Our project involves the development of a content-based music recommendation system using the Spotify Million Song dataset. Leveraging the power of Python and popular libraries such as Pandas, NLTK, and TFIDF Vectorizer, we have created a sophisticated system that provides personalized music recommendations based on the content of songs.
We utilized the extensive Spotify Million Song dataset. This dataset includes information such as artist, song name, link of the song and lyrics of the song.
The recommendation system focuses on the content of the songs rather than collaborative filtering. This means that it suggests songs based on their inherent features and characteristics, making the recommendations more personalized to individual user preferences.

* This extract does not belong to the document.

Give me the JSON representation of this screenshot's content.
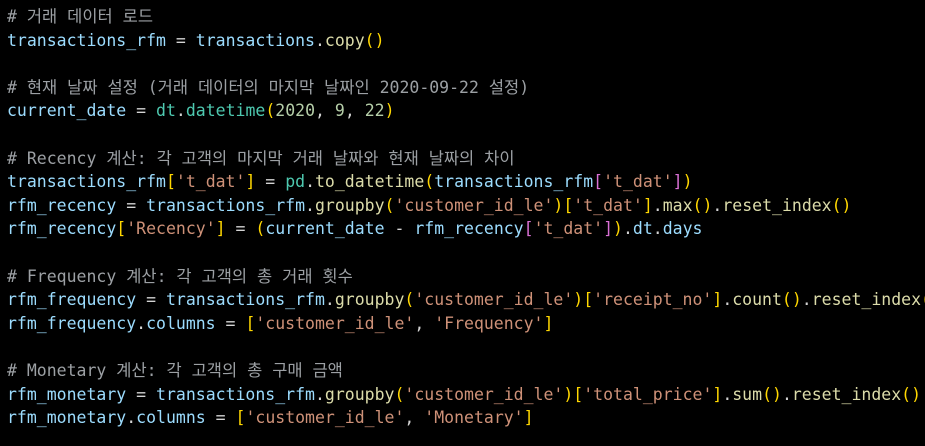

To analyze and understand the textual aspects of the dataset, we used the Natural Language Toolkit (NLTK) and the Pandas library for text processing. This includes tasks such as curating the dataset, tokenization, and stemming to extract valuable information from the lyrics.
The Term Frequency-Inverse Document Frequency (TFIDF) Vectorizer was used to convert the processed textual data into numerical vectors. This transformation enables the system to quantify the importance of words in describing the content of each song accurately.
Our recommendation algorithm calculates the similarity between songs based on TFIDF vectors using cosine similarity. The system recommends songs with similar textual content, ensuring that the recommendations are compatible with the user's preferences and the content they enjoy.
To use the application, simply run the Jupyter Notebook file in NLP_Model folder. In this way, you will be able to perform the necessary operations on the data set and train the model with this data. In the last part, you can get your output by giving the requested inputs to the program appropriately.
- Python 3.12.0
- Pandas 2.1.4
- NLTK 3.8.1
- Numpy <= 1.25.2